A ‘REMARKABLE’ Sheffield matriarch – a mother of 17 and head of one of the city’s biggest traveller families – died with nearly four times the drink-driving limit in her body, an inquest heard.
Mary Philomena Collins, known to many as Maureen and to her massive family as ‘Big Mammy’, passed away last November.
The 66-year-old’s death at home on Pit Lane, Manor Top, was met with an outpouring of grief from her 16 surviving children, 144 grandchildren and more than 50 great-grandchildren.
Hundreds of mourners attended her spectacular funeral at St Catherine’s Roman Catholic Church in Burngreave last year.
Her death was a tragedy for the family, coming just two months after her husband Patrick passed away.

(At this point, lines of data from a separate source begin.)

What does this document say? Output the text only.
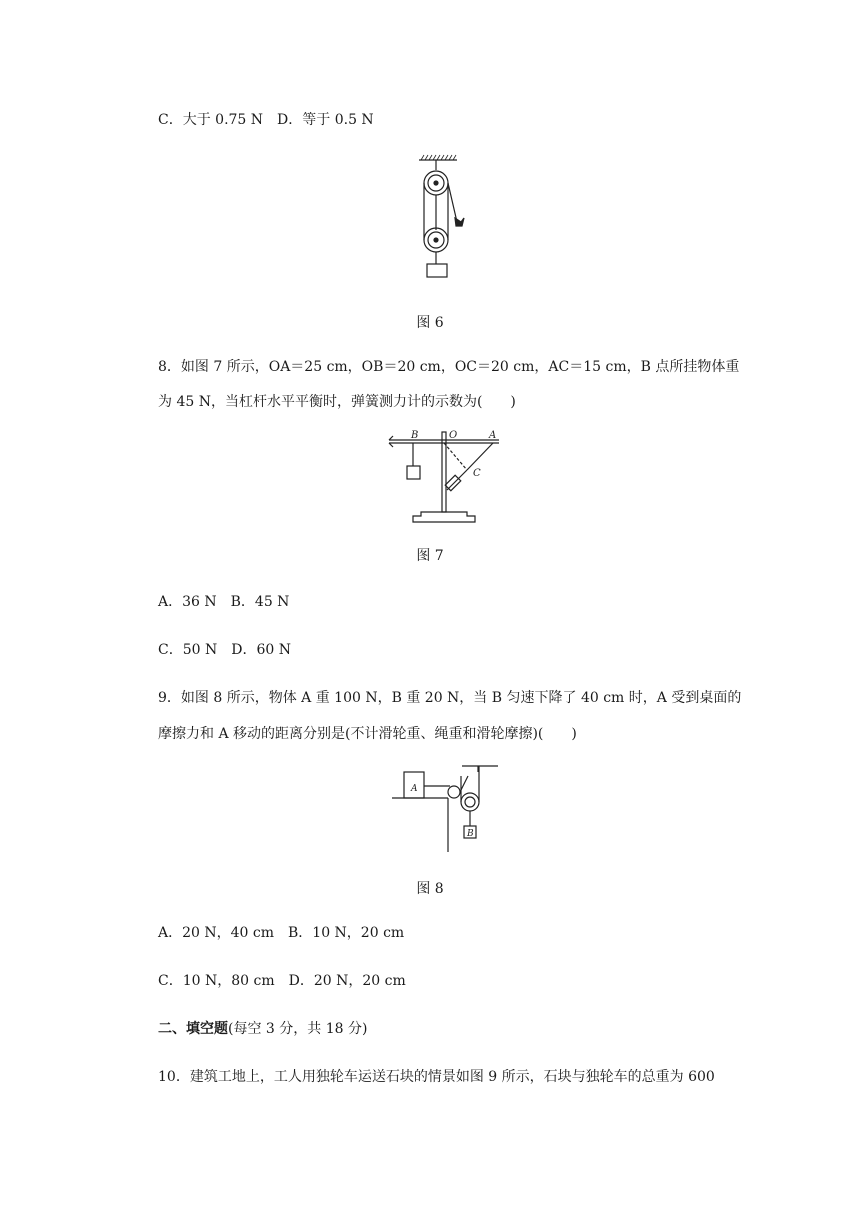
C．大于 0.75 N　D．等于 0.5 N
图 6
8．如图 7 所示，OA＝25 cm，OB＝20 cm，OC＝20 cm，AC＝15 cm，B 点所挂物体重
为 45 N，当杠杆水平平衡时，弹簧测力计的示数为(　　)
B	O	A
C
图 7
A．36 N　B．45 N
C．50 N　D．60 N
9．如图 8 所示，物体 A 重 100 N，B 重 20 N，当 B 匀速下降了 40 cm 时，A 受到桌面的
摩擦力和 A 移动的距离分别是(不计滑轮重、绳重和滑轮摩擦)(　　)
A
B
图 8
A．20 N，40 cm　B．10 N，20 cm
C．10 N，80 cm　D．20 N，20 cm
二、填空题(每空 3 分，共 18 分)
10．建筑工地上，工人用独轮车运送石块的情景如图 9 所示，石块与独轮车的总重为 600
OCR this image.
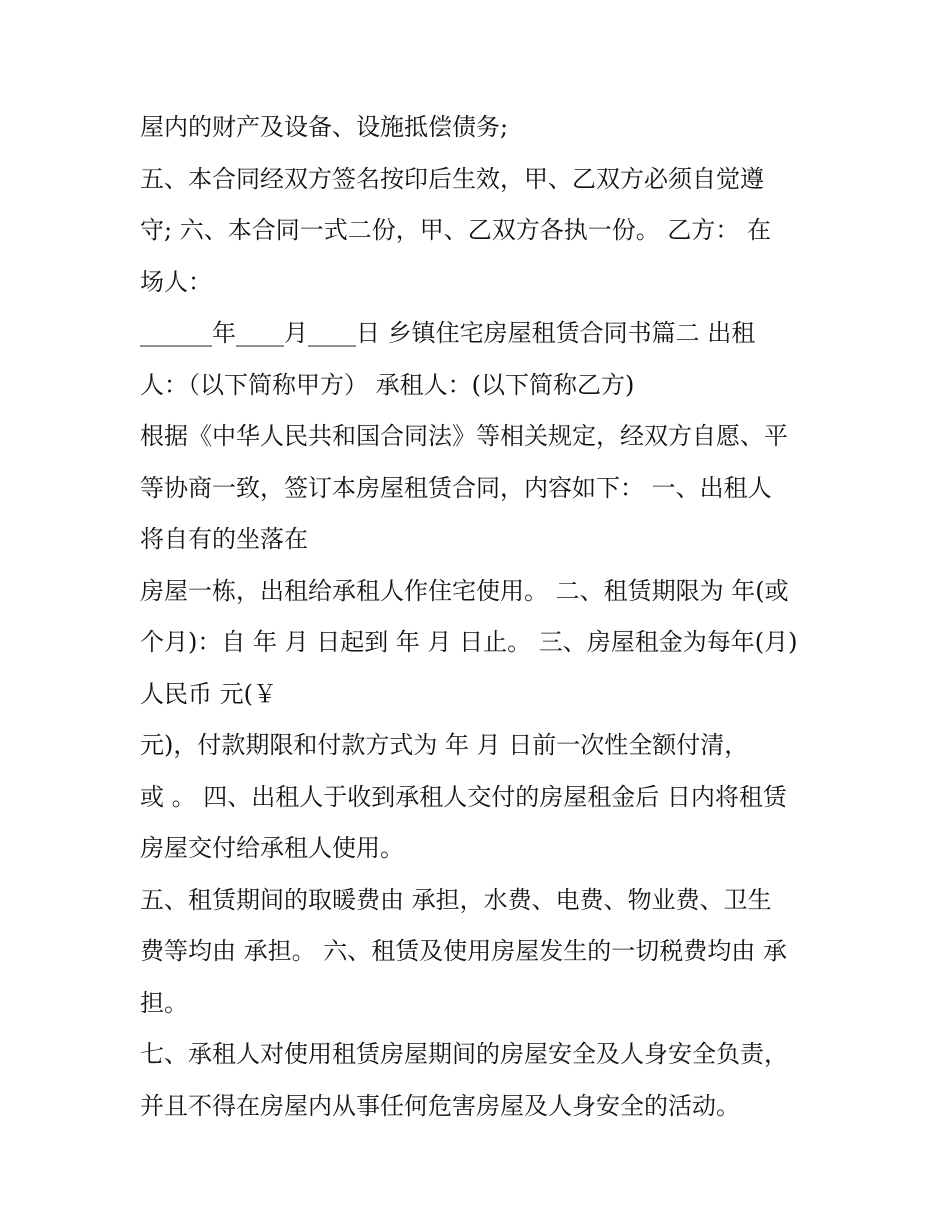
屋内的财产及设备、设施抵偿债务;
五、本合同经双方签名按印后生效，甲、乙双方必须自觉遵
守; 六、本合同一式二份，甲、乙双方各执一份。 乙方： 在
场人：
______年____月____日 乡镇住宅房屋租赁合同书篇二 出租
人：（以下简称甲方） 承租人：(以下简称乙方)
根据《中华人民共和国合同法》等相关规定，经双方自愿、平
等协商一致，签订本房屋租赁合同，内容如下： 一、出租人
将自有的坐落在
房屋一栋，出租给承租人作住宅使用。 二、租赁期限为 年(或
个月)：自 年 月 日起到 年 月 日止。 三、房屋租金为每年(月)
人民币 元(￥
元)，付款期限和付款方式为 年 月 日前一次性全额付清，
或 。 四、出租人于收到承租人交付的房屋租金后 日内将租赁
房屋交付给承租人使用。
五、租赁期间的取暖费由 承担，水费、电费、物业费、卫生
费等均由 承担。 六、租赁及使用房屋发生的一切税费均由 承
担。
七、承租人对使用租赁房屋期间的房屋安全及人身安全负责，
并且不得在房屋内从事任何危害房屋及人身安全的活动。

Now it has been revealed Mary died in the middle of the night, after a long history of drink and self-harm.
Sheffield Coroner’s Court heard paramedics were called to Pit Lane, where Mary lived with her fifth child Bridget, 43, at 3am on November 17.
They found her on the floor beside her bed and pronounced her dead at the scene.
Coroner Christopher Dorries, recording a verdict of death by natural causes, said a post-mortem examination revealed Mary died with 298mg of alcohol in her bloodstream – way above the safe driving limit of 80mg.
Mr Dorries said the medical cause of death was alcoholic liver disease and an enlarged heart ‘due to chronic alcohol abuse’.
He added: “Plainly the only possible verdict is one of death from natural causes.”
Although none of Mary’s large family attended the inquest, the coroner asked Det Sgt Rebecca Smith to pass on his condolences.
Mr Dorries said: “Mary Collins was a remarkable lady. She had 17 children and 144 grandchildren.”
The coroner said Mary was born in Galway, Ireland, in June 1944.
He added: “She had been in this country for many, many years and lived in Sheffield for a good long time.”
As well as being known as head of a famous Sheffield traveller family, Maureen had a fearsome reputation as a steely woman street boxer.
At her funeral last year her son Willie, 38, said: “She was the best fighting woman in England and Ireland and retired undefeated. Everyone among travelling people knew her.”